HIAS, the oldest refugee agency in the world, has worked for more than a century to help persecuted Jews resettle in the U.S. Over time, the mission broadened to help refugees worldwide and is among the nine groups that have a contract with the State Department.
The agency, however, has increasingly become a target of right-wing rage and conspiracy theories, according to the Associated Press. Moments before Robert Gregory Bowers opened fire, he left a final message on the social media site Gab, used by many white nationalists.
"HIAS likes to bring invaders in that kill our people, I can't sit by and watch my people get slaughtered. Screw your optics, I'm going in," he wrote.
Bowers apparently believed in a conspiracy theory that stated HIAS was behind the Central American migrant caravan making its way through Mexico.
"We were clearly identified as being a motivation for this murderer," said Hetfield. He believes this was due to the group's strong media presence and how it has helped refugees resettle in Pittsburgh in partnership with Jewish Family and Community Services.
HIAS was outspoken about the migrant caravan and stated through a press release that asylum seekers should be able to apply by presenting the claims required by law.

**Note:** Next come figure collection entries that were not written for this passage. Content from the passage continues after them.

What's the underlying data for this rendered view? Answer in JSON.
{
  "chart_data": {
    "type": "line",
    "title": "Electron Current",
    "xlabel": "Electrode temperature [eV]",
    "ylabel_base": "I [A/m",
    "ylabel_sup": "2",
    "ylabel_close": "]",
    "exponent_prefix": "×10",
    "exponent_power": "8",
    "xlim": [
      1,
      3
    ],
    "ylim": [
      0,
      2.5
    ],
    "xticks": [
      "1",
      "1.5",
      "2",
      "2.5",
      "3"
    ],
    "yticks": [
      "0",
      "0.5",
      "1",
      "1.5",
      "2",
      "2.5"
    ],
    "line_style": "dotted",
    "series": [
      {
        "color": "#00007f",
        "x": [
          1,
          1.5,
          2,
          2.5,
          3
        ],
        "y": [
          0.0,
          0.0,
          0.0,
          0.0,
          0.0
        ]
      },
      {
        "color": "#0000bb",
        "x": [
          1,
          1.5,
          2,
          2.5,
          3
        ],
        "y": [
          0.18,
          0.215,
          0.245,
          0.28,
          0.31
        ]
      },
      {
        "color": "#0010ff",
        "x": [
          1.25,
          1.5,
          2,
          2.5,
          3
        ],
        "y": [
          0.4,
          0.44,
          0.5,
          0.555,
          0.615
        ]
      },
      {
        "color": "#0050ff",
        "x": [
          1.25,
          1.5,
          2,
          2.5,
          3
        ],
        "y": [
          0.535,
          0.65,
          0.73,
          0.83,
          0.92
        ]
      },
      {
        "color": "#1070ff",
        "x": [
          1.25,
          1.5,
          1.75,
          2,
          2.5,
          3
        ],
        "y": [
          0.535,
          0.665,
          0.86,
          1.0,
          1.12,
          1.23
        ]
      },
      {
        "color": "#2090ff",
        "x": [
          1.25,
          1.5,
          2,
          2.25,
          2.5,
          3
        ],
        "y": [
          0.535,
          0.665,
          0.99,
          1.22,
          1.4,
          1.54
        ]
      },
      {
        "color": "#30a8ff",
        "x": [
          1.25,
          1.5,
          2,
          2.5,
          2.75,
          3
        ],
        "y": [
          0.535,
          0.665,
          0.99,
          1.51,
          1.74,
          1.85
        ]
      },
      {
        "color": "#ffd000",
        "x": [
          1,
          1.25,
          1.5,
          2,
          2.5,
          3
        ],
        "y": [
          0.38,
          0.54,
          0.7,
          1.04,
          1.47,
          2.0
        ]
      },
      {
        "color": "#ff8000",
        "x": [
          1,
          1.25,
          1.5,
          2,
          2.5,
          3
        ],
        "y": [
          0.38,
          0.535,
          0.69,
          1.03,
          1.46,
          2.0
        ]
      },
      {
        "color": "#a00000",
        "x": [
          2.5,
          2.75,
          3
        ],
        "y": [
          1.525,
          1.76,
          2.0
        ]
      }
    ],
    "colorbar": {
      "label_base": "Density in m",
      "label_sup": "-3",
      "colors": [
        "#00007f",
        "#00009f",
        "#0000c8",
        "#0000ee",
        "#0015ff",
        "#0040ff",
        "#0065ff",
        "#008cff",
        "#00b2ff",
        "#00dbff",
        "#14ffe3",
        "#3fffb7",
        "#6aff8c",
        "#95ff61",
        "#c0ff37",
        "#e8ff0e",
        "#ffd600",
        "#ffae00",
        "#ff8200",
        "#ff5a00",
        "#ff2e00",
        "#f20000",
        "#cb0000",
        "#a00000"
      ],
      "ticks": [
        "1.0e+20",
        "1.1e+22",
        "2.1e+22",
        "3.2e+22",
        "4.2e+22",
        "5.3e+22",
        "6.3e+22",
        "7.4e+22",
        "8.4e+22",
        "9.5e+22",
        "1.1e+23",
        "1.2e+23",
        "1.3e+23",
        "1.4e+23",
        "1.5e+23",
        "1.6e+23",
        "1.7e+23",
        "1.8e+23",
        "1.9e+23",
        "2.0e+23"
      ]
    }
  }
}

The group said all immigrants should be treated humanely.
"I hope this is an opportunity to re-examine how we speak about the other," Hetfield said to Maddow. "That we re-examine how we are fighting hate speech. There is too much space right now for hate and that is what happened here. Hateful speech almost always leads to hateful acts."
Hetfield said there has been an outpouring of support, with over 400 congregations joining the welcome campaign for refugees and a significant increase in donations and volunteers.